Directed by Levan Gabriadze from a script by Nelson Greaves, Unfriended commits to totally immersing viewers in the online experience, starting with the Universal logo, which starts to break down into pixelated images and distorted noise like a bad stream or a corrupted torrent file. It taps into the way many of us experience technology every day: as an element that should make life easier, but contains the potential for chaos, or worse, whenever it threatens to break down. From there, the story shifts to the laptop screen of a Fresno high schooler named Blaire (Shelley Hennig), who knows she ought to be studying for tomorrow’s test, but keeps getting distracted. And that’s where the camera stays planted for the rest of the film. This would play as a gimmick if Unfriended didn’t make clever, occasionally ingenious use of the pile-up of windows within windows, some filled with urgent text messages, some with talking (and occasionally screaming) heads, some just playing songs on Spotify.
As the film opens, it’s some extreme content on LiveLeak that has her attention, namely year-old footage of her friend Laura (Heather Sossaman) committing suicide after she was widely taunted when embarrassing footage of her getting sloppy drunk at a party appeared online. (Cyberbullying and teen suicide don’t necessarily make for the most tasteful horror movie premises. But then again, the genre hasn’t ever been powered by good taste.) She’s interrupted when her boyfriend Mitch (Moses Jacob Storm) tries to take a Skype conversation in a sexy direction. That virtual make-out session is also interrupted when their friends barge in via their own laptops, making it a group chat. That is, their friends plus an anonymous stranger with a blanked-out screen, who uses the text screen to taunt the teens before escalating the session with threats, embarrassing photos, and worse. Meanwhile, over on Facebook, someone using Laura’s account has struck up a none-too-civil conversation with Blaire.

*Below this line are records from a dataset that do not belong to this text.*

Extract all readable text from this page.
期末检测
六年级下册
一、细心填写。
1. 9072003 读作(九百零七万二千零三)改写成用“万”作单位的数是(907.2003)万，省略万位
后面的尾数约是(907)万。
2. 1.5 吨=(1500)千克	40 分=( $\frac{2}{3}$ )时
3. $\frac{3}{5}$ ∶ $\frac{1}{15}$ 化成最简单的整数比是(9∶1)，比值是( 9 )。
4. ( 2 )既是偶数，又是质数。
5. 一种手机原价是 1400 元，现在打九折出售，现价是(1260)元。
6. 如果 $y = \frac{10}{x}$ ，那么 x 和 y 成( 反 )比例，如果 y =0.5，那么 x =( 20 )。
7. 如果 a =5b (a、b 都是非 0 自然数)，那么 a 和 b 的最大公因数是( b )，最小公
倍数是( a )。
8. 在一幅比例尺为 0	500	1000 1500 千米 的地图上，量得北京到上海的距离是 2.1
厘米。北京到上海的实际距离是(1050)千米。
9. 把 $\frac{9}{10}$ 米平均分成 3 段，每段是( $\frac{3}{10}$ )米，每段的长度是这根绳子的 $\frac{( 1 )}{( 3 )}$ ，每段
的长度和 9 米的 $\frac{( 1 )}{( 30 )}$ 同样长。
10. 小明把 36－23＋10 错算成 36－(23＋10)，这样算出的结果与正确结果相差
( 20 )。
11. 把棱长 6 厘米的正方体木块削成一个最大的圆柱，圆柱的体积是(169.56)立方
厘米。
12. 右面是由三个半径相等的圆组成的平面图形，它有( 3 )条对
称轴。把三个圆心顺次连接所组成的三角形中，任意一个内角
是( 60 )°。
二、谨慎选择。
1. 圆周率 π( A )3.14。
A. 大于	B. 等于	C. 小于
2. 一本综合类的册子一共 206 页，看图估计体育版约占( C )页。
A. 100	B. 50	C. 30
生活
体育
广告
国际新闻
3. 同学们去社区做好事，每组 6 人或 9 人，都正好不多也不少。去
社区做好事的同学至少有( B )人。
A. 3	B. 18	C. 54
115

The film uses real services, from YouTube to Chatroulette, which lends it an added layer of believability. Unfriended gets a lot more shivers out of the default, no-photo-added-yet Skype icon than anyone could have expected. (Maybe in the sequel, a Twitter account with an egg icon can do some of the menacing.) So does its naturalistic approach to online communication. Characters talk over each other, drift in and out of frame, make typos, and revise what they’ve written before sending. Some of the movie’s eeriest moments come less from scares than from the everyday ghosting of images, and the way Gabriadze lets one open window hide what’s happening in the windows underneath it. Often it’s nothing of consequence, much less anything scary, but the setup emphasizes how trying to multi-task always means missing out on something, and that something might be dangerous. The only formal concessions Unfriended makes to being a movie come from the way it lets some background conversations fade back into the mix, and the occasional ominous bit of score music.
Yet for everything here that’s new and exciting, there’s much that’s way too familiar. The kids are so one-dimensional and unpleasant, it’s hard to care once they start dying off. And lines like, “I’m gonna go check it out” double as death sentences, as they always do. Unfriended is often more innovative than scary, too, with some memorable but not particularly chilling and hilariously foreshadowed death scenes. (Kids, if you’re being menaced by the spirit of a dead friend online, take the dangerous household appliances into a different room.) The innovation goes a long way, though, as does a wicked sense of humor that sends Blaire following a search trail to message boards offering advice about what to do when you get a message from the dead. Typical of the Internet, the advice turns out to be pretty lousy. Sometimes it’s the way technology falls short that makes it scary.